Former US Secretary of State Henry Kissinger, who played a pivotal and polarising role in US foreign policy during the Cold War, has died at the age of 100.
He served as America’s top diplomat and national security adviser during the Nixon and Ford administrations.
Despite leaving office in the mid-1970s, he continued to be consulted by generations of leaders for decades.
The German-born former diplomat died at his home in Connecticut.
Kissinger’s Realpolitik style made him a controversial figure, with critics accusing him of war crimes when he and President Richard Nixon conducted a bombing campaign against Vietnamese communists in Cambodia.
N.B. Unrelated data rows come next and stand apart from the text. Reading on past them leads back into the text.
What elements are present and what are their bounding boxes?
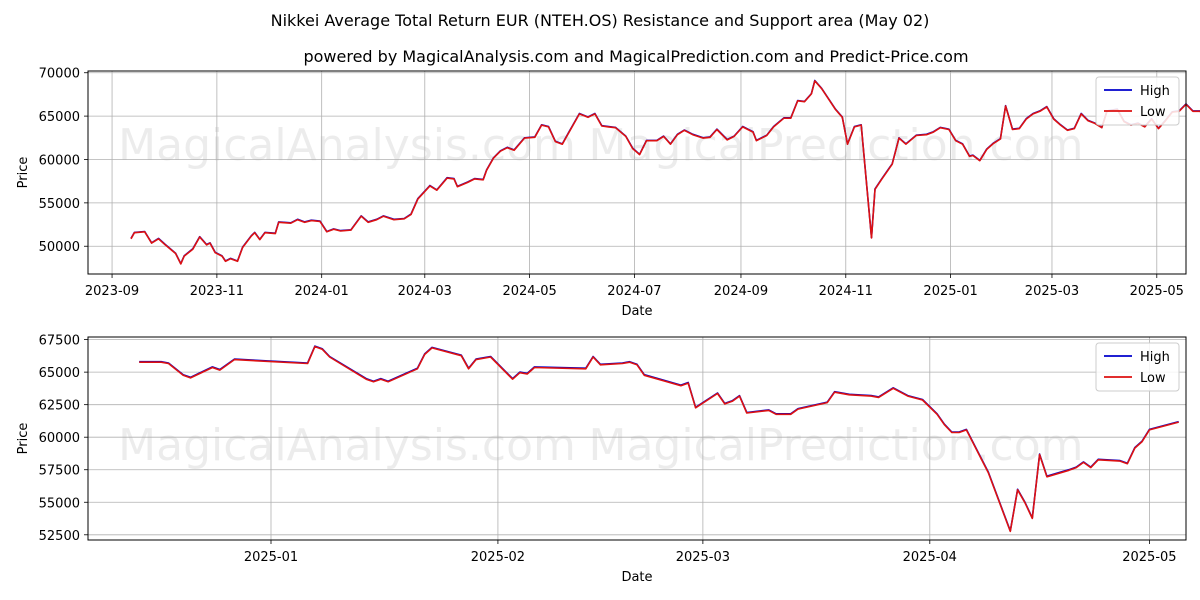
x-tick-label: 2024-01 — [295, 284, 349, 299]
watermark-text: MagicalPrediction.com — [589, 120, 1084, 171]
watermark-text: MagicalAnalysis.com — [118, 120, 576, 171]
series-line-low — [139, 345, 1179, 533]
y-tick-label: 62500 — [39, 399, 80, 414]
watermark-text: MagicalAnalysis.com — [118, 420, 576, 471]
plot-frame — [87, 336, 1187, 541]
watermark-text: MagicalPrediction.com — [589, 420, 1084, 471]
y-axis-label: Price — [16, 157, 31, 189]
x-axis-label: Date — [621, 304, 652, 319]
x-tick-label: 2025-05 — [1122, 550, 1176, 565]
x-tick-label: 2025-05 — [1130, 284, 1184, 299]
y-tick-label: 65000 — [39, 366, 80, 381]
x-tick-label: 2025-03 — [676, 550, 730, 565]
x-tick-label: 2025-03 — [1025, 284, 1079, 299]
x-tick-label: 2024-05 — [502, 284, 556, 299]
legend-label-low: Low — [1140, 105, 1166, 120]
legend-label-high: High — [1140, 350, 1170, 365]
y-tick-label: 65000 — [39, 110, 80, 125]
x-tick-label: 2025-02 — [471, 550, 525, 565]
x-tick-label: 2024-11 — [819, 284, 873, 299]
x-tick-label: 2025-01 — [244, 550, 298, 565]
chart-title: Nikkei Average Total Return EUR (NTEH.OS… — [271, 11, 930, 30]
legend-box — [1095, 342, 1180, 392]
y-tick-label: 60000 — [39, 431, 80, 446]
y-tick-label: 55000 — [39, 197, 80, 212]
x-tick-label: 2024-07 — [607, 284, 661, 299]
y-tick-label: 52500 — [39, 529, 80, 544]
legend-label-high: High — [1140, 84, 1170, 99]
x-tick-label: 2025-04 — [903, 550, 957, 565]
x-tick-label: 2024-09 — [714, 284, 768, 299]
chart-subtitle: powered by MagicalAnalysis.com and Magic… — [303, 47, 968, 66]
y-tick-label: 70000 — [39, 67, 80, 82]
y-tick-label: 67500 — [39, 334, 80, 349]
legend-label-low: Low — [1140, 371, 1166, 386]
bottom-chart-panel: MagicalAnalysis.com MagicalPrediction.com… — [16, 334, 1187, 585]
plot-frame — [87, 70, 1187, 275]
x-tick-label: 2025-01 — [923, 284, 977, 299]
series-line-high — [130, 79, 1200, 265]
y-axis-label: Price — [16, 423, 31, 455]
x-tick-label: 2023-09 — [85, 284, 139, 299]
x-tick-label: 2024-03 — [398, 284, 452, 299]
y-tick-label: 55000 — [39, 496, 80, 511]
x-tick-label: 2023-11 — [190, 284, 244, 299]
y-tick-label: 57500 — [39, 464, 80, 479]
x-axis-label: Date — [621, 570, 652, 585]
y-tick-label: 60000 — [39, 153, 80, 168]
series-line-low — [130, 80, 1200, 265]
legend-box — [1095, 76, 1180, 126]
y-tick-label: 50000 — [39, 240, 80, 255]
top-chart-panel: MagicalAnalysis.com MagicalPrediction.com… — [16, 67, 1200, 319]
And over the years, he was subject to scathing criticism from those who accused him of prioritising rivalry with the Soviet Union over human rights and supporting repressive regimes across the world, including that of Augusto Pinochet in Chile.
Former US President George W Bush led tributes, saying the US had “lost one of the most dependable and distinctive voices on foreign affairs”.
Meanwhile, former UK Prime Minister Tony Blair described him as an artist of diplomacy, saying Kissinger was motivated by “a genuine love of the free world and the need to protect it”.
President Richard Nixon’s daughters, Tricia Nixon Cox and Julie Nixon Eisenhower, said that Kissinger’s life story was “so unique – and so thoroughly American”.
“Henry Kissinger will long be remembered for his many achievements in advancing the cause of peace,” the statement said. “But it was his character that we will never forget.”
Born in Germany in 1923, the school teacher’s son first came to the US in 1938 when his family fled the Nazis. He never quite lost his native Bavarian accent.